Among the nation’s first large metropolitan areas to install a state of the art siren and public address system, San Francisco saw the installation of 288 loudspeakers (each powered by four separate drivers) at 63 siren sites in March of this year, under specifications requiring the sirens to operate at 126 decibels at 100 feet from the site, in order to achieve at least 90 percent coverage of the City. Following the installations by ATI last March, the siren system began a testing period every Tuesday at noon as part of what industry insiders refer to as the “burn in” phase. During that phase, hardware, software and drivers were found to have failed. After discovering that drivers needed to be replaced, the City demanded that ATI supply replacements, which the company did at no cost to the City. Yet even after ATI replaced the drivers, the newly upgraded loudspeakers were found to operate at under 115 decibels — not the 126 decibels to which ATI had agreed — covering only 50- to 60-percent of the City, far short of the 90-percent-or-better coverage sought in the agreement.
In his demand letter to the company this morning, Herrera expressed the City’s hope to avoid litigation in solving the problem, requesting that by November 28, 2005, ATI provide San Francisco “with (1) a comprehensive written plan to replace the defective drivers and correct all project work in accordance with the project specifications, and (2) a detailed work schedule demonstrating that ATI will replace all drivers and other system repairs by December 30, 2005.”

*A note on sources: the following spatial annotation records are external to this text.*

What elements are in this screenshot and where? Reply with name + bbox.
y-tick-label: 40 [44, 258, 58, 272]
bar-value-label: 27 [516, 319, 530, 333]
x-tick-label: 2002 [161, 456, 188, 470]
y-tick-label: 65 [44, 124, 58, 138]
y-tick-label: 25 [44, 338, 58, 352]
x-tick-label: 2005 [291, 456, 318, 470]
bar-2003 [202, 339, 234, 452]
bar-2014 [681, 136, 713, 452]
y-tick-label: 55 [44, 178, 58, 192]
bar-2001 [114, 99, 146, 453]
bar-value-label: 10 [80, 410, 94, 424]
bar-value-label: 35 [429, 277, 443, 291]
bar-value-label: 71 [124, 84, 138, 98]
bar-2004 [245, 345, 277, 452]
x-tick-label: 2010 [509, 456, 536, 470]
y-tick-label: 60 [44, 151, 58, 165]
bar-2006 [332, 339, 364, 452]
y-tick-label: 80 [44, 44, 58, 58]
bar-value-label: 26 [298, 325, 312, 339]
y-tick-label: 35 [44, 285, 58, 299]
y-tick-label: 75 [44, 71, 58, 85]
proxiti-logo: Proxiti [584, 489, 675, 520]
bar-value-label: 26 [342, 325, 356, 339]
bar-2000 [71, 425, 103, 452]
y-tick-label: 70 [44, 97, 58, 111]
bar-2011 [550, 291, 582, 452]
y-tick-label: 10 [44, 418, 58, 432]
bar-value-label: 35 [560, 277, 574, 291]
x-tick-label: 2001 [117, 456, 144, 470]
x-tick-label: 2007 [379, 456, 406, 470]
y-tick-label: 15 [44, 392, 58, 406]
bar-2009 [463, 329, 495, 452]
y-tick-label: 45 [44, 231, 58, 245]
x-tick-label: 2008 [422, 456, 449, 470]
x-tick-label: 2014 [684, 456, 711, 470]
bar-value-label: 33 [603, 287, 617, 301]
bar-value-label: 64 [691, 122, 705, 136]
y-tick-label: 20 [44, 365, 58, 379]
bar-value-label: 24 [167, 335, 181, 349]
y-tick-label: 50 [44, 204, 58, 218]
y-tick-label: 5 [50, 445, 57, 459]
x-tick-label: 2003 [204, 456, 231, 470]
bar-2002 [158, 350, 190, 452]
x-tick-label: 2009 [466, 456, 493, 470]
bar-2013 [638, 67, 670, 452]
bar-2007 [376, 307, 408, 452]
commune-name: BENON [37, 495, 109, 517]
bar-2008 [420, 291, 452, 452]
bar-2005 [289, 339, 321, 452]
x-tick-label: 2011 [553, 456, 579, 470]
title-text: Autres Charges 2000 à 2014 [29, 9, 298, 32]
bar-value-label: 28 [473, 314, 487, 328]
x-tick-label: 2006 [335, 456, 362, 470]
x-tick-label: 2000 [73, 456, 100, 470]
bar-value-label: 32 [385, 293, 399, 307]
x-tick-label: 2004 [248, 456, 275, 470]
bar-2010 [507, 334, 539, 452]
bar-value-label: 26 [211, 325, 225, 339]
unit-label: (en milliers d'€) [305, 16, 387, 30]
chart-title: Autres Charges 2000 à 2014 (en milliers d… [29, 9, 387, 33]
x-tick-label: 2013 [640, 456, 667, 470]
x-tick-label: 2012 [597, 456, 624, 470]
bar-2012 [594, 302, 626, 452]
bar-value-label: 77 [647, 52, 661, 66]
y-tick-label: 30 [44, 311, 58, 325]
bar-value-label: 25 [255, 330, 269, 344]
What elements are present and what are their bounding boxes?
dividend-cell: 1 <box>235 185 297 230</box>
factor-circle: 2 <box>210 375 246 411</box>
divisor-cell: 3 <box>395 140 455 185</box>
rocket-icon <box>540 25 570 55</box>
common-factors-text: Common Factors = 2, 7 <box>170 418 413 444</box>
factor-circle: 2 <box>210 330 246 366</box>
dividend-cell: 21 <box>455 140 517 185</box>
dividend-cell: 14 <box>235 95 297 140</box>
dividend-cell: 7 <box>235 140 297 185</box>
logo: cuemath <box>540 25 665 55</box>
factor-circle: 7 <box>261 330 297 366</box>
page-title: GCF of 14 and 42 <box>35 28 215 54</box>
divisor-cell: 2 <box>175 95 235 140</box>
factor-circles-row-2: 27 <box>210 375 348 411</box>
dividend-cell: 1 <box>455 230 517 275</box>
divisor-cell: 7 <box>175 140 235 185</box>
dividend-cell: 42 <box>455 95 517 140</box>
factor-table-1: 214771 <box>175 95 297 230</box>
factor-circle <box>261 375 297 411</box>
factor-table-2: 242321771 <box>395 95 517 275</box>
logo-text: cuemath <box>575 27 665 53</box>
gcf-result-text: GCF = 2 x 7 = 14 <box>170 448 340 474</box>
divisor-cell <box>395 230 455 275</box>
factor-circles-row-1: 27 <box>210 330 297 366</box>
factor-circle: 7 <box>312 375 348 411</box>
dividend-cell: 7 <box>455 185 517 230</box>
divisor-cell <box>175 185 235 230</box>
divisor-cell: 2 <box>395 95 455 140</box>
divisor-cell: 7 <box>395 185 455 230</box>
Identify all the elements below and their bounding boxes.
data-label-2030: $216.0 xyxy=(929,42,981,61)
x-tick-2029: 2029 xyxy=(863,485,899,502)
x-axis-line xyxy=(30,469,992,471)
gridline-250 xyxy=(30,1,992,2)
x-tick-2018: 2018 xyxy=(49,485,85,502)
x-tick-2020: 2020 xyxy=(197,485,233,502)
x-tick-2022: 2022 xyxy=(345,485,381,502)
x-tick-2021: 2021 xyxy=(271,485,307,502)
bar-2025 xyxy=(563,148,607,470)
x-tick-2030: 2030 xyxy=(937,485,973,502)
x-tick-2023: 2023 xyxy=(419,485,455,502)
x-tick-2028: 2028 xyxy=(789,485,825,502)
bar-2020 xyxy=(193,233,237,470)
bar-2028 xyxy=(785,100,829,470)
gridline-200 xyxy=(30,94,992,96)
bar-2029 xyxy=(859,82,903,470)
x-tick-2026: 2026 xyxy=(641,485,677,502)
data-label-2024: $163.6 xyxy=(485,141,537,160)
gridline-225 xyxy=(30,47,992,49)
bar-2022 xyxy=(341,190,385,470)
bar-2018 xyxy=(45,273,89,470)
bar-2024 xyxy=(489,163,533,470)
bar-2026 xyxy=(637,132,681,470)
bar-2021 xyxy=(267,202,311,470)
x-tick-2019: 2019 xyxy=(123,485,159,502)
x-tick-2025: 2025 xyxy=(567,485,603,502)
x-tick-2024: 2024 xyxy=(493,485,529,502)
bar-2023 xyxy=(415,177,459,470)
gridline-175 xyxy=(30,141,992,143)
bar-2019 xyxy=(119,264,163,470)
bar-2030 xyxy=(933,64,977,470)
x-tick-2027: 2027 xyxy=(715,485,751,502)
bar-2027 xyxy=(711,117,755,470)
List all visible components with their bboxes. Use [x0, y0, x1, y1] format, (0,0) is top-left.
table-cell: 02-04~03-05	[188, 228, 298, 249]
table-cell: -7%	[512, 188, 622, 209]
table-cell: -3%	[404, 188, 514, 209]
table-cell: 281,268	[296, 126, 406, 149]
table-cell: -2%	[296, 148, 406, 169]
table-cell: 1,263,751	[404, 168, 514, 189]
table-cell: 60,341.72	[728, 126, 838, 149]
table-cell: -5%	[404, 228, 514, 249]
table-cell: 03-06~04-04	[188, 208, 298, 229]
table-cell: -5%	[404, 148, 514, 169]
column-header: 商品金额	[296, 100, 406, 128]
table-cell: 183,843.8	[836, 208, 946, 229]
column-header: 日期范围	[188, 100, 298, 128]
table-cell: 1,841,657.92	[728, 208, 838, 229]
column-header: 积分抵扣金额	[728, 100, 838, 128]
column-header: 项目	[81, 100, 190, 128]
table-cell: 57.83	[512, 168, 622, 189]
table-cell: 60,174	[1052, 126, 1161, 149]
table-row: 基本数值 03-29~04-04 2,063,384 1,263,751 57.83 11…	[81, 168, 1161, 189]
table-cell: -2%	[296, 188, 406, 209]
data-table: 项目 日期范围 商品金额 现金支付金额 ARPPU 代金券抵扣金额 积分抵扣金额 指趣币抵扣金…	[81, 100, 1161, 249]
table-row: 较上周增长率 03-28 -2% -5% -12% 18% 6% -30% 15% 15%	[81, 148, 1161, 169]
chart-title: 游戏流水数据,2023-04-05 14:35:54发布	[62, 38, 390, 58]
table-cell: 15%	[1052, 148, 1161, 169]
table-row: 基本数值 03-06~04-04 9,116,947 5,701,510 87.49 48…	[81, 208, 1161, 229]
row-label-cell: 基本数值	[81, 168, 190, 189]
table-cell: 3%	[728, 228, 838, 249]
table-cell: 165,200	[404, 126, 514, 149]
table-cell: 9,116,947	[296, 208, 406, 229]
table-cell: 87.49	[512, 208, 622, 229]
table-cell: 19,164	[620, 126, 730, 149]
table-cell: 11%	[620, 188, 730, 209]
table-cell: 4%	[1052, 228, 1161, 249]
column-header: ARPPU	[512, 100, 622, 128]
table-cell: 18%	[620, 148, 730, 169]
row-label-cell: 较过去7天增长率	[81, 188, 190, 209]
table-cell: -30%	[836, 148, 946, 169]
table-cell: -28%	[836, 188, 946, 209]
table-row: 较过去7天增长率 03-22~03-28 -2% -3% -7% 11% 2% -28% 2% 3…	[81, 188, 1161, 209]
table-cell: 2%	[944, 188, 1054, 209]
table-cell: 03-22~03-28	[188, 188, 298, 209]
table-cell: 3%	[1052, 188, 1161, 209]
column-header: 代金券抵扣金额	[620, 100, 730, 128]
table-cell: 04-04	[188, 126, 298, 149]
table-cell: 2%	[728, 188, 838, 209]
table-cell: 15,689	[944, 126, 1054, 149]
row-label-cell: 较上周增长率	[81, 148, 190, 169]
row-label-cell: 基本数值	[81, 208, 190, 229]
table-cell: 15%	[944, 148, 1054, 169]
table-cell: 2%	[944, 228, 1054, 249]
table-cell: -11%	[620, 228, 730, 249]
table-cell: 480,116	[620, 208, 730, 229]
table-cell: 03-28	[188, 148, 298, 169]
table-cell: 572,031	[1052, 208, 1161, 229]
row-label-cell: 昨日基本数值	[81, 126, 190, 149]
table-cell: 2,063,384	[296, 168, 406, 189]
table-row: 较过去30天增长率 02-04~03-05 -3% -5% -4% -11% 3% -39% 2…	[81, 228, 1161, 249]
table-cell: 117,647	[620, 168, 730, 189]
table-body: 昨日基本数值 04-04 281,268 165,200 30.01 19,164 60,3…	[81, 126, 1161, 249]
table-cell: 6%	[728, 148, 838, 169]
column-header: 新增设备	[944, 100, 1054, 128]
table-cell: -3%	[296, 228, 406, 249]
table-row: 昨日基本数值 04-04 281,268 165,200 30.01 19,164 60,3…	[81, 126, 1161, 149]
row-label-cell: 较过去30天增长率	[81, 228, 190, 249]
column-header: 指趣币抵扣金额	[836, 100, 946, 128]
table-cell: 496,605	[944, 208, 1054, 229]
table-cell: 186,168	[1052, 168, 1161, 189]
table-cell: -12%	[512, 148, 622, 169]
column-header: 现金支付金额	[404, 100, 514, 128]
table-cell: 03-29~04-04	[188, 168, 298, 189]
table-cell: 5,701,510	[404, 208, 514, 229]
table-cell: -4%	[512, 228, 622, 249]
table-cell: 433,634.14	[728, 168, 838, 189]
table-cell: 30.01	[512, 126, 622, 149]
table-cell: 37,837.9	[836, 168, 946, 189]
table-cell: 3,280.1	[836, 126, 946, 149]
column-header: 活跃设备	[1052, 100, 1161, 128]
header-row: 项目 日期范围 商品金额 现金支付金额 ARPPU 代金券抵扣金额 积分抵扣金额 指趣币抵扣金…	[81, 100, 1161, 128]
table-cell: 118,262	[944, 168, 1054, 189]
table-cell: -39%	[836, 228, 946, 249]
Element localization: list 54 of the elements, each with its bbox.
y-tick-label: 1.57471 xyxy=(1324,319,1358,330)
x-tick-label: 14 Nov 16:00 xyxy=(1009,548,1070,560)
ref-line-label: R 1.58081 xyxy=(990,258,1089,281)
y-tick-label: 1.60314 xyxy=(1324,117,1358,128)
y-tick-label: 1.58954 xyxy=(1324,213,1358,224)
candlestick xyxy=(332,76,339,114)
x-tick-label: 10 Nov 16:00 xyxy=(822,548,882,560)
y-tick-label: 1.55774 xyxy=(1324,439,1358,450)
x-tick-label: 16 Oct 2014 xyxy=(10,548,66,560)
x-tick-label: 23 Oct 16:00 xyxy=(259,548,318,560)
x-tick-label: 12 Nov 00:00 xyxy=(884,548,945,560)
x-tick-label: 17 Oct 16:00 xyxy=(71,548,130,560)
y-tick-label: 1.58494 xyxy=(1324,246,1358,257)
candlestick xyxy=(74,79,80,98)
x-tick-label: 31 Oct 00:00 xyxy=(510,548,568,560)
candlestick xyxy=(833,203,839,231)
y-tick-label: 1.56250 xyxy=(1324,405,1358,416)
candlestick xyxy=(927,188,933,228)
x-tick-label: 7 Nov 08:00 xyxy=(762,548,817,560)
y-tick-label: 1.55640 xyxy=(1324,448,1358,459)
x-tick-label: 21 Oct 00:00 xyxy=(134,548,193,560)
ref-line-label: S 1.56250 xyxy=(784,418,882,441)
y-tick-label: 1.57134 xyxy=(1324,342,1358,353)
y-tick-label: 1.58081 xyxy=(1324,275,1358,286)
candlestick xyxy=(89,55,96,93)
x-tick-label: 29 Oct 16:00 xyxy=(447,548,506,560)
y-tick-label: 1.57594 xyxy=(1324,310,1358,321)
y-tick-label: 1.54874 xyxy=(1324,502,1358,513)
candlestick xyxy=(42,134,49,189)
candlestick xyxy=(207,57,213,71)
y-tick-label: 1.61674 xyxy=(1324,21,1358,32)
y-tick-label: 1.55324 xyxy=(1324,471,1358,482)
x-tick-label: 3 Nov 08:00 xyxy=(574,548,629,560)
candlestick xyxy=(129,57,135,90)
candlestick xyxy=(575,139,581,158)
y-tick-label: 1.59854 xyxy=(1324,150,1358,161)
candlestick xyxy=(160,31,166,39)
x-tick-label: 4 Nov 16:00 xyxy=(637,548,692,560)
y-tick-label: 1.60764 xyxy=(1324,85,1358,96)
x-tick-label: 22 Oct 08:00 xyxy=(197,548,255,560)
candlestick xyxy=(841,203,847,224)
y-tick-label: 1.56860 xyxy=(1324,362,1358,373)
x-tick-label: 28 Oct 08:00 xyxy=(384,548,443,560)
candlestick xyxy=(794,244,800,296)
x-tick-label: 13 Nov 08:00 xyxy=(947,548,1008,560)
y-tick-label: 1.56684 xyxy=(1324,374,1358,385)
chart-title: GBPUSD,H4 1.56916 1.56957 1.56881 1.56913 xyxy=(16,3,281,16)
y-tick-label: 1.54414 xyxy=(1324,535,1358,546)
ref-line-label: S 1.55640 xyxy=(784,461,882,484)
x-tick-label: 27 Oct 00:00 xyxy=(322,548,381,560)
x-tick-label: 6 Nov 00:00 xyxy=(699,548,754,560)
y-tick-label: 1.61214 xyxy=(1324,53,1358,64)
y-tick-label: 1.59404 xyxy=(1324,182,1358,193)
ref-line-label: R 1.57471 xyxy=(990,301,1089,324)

“On matters involving the public safety of our citizens, I intend to take the most aggressive posture possible to ensure compliance with City contracts,” Herrera said. “If Hurricane Katrina taught us anything, it’s that we all have a role to play in being prepared for disasters: emergency responders must be vigilant, the public must be ready, and City lawyers must be zealous advocates for the public interest. And that’s exactly what we’re doing with our demand letter to ATI Systems today.”